Antarctica is melting. Burning coal is causing air pollution and other health crises around the world. What better time to update TEC's Green Energy Guide? How will it help you get cleaner air and a fairer future?

The TEC/Greenpeace Green Electricity Guide, which was created by TEC and project managed by our energy advocate Mark Byrne, has just been updated. It comes at a time when public support for green energy is rising, despite conservative attacks; and the National Electricity Market is finally listening to NGO's like TEC about integrating such electricity and supporting energy efficiency.  

The update is published just as breaking news about the impacts of burning coal to meet our energy needs range from unprecedented ice melts in the Antarctic to escalating levels of air-borne mercury pollution detected in the vicinity of coal-powered stations in Victoria's Latrobe valley, and country's such as Poland and China where the air quality is so poor it is now considered dangerous for children, pregnant women and the elderly to spend time outdoors. 

Clearly renewables are the only way forward to a decarbonised future, and even big retailers such as AGL agree.

Because TEC is a fiercely independent, not for profit NGO, the Guide is the only independent, unbiased ranking of the environmental performance of all retailers selling electricity to Australian households.

We rank retailers on the emissions intensity of the power stations they own, their investments in and policy positions on renewable energy and fossil fuels, their deals for solar consumers, their carbon offset products, their promotion of energy efficiency and demand management, and their corporate transparency and sustainability reporting.


This year we have also scored their support for community energy, battery power and local energy trading. The other main change is the replacement of a score out of ten with stars out of five.

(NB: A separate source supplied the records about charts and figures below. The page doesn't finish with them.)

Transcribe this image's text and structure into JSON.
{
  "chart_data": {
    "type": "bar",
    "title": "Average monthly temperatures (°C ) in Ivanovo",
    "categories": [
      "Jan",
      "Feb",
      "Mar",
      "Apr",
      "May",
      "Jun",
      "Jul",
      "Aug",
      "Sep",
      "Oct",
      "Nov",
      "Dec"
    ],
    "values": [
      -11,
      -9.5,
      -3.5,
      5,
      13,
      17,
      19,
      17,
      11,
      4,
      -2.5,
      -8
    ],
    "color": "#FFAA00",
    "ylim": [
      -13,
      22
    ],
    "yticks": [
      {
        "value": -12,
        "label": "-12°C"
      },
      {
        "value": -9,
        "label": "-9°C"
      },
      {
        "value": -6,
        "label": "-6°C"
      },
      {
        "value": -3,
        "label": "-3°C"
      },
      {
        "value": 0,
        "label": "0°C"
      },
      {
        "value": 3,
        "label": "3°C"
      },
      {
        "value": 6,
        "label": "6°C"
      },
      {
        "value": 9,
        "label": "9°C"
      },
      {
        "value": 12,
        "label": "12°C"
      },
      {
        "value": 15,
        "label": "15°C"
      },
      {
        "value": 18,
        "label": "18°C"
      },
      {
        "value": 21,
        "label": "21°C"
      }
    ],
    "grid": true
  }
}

The two 5 star retailers for 2018 are Powershop and Diamond Energy, which also took the two top places in previous years. They invest in renewable energy projects, do not buy power from coal or gas plants* and strongly support the rapid decarbonisation of Australia’s energy sector.

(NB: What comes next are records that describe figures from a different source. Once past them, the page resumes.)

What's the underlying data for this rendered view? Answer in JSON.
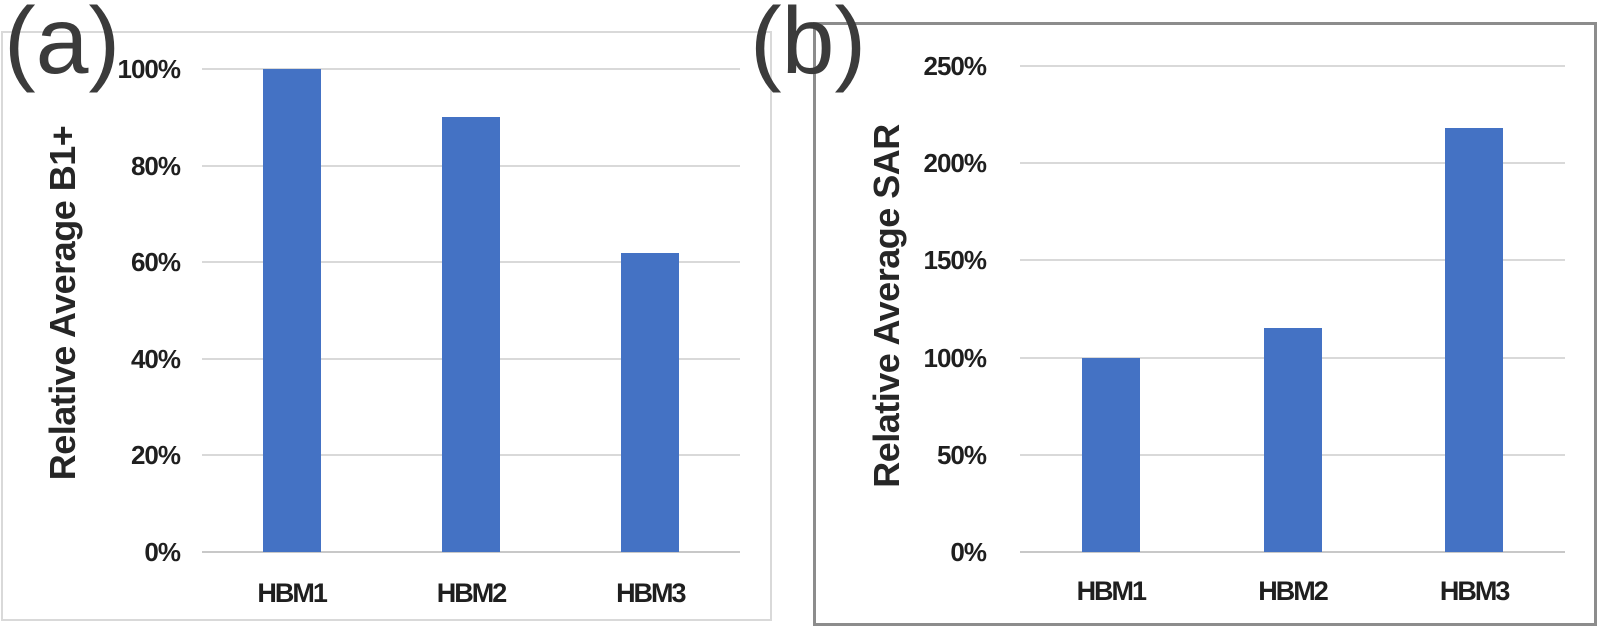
{
  "colors": {
    "bar": "#4472C4",
    "gridline": "#D9D9D9",
    "axis_line": "#C8C8C8",
    "panel_a_border": "#D9D9D9",
    "panel_b_border": "#8C8C8C",
    "tick_text": "#1F1F1F",
    "fig_label_text": "#3B3B3B"
  },
  "chart_data": [
    {
      "id": "a",
      "panel_label": "(a)",
      "type": "bar",
      "title": "",
      "xlabel": "",
      "ylabel": "Relative Average B1+",
      "categories": [
        "HBM1",
        "HBM2",
        "HBM3"
      ],
      "values": [
        100,
        90,
        62
      ],
      "unit": "%",
      "ylim": [
        0,
        100
      ],
      "ytick_step": 20,
      "ytick_labels": [
        "0%",
        "20%",
        "40%",
        "60%",
        "80%",
        "100%"
      ],
      "grid": true,
      "legend": "none"
    },
    {
      "id": "b",
      "panel_label": "(b)",
      "type": "bar",
      "title": "",
      "xlabel": "",
      "ylabel": "Relative Average SAR",
      "categories": [
        "HBM1",
        "HBM2",
        "HBM3"
      ],
      "values": [
        100,
        115,
        218
      ],
      "unit": "%",
      "ylim": [
        0,
        250
      ],
      "ytick_step": 50,
      "ytick_labels": [
        "0%",
        "50%",
        "100%",
        "150%",
        "200%",
        "250%"
      ],
      "grid": true,
      "legend": "none"
    }
  ]
}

The biggest surprise, though, may be that the two 4.5 star retailers are two small startups, Energy Locals and Enova Energy.

While they don’t own any of their own power stations yet, Energy Locals and Enova Energy are focused on helping households, businesses and local communities to be part of the energy evolution with high solar feed-in tariffs and partnerships with community energy groups.

We also decided to recognise the Most Improved Retailer since the last Guide was published in 2015. This year that award goes to AGL, which jumped up the rankings thanks to its public support for decarbonising the energy sector, investments in new renewables, support for local energy initiatives and corporate sustainability efforts. 

We also commend AGL for standing up to federal government bullying to try to keep Liddell power station open past 2022. However, AGL remains Australia’s biggest carbon polluter, and we think it should be doing more, especially by committing to close down all its inefficient, unreliable old coal power stations by 2030 - not as late as 2050.

In another welcome move the energy market regulator (AEMC) has supported an early start to our 'demand management incentive scheme' - after a long fought battle with the electricity rule makers.

* Except for spot market purchases, which reflect the fuel mix of the market at the time.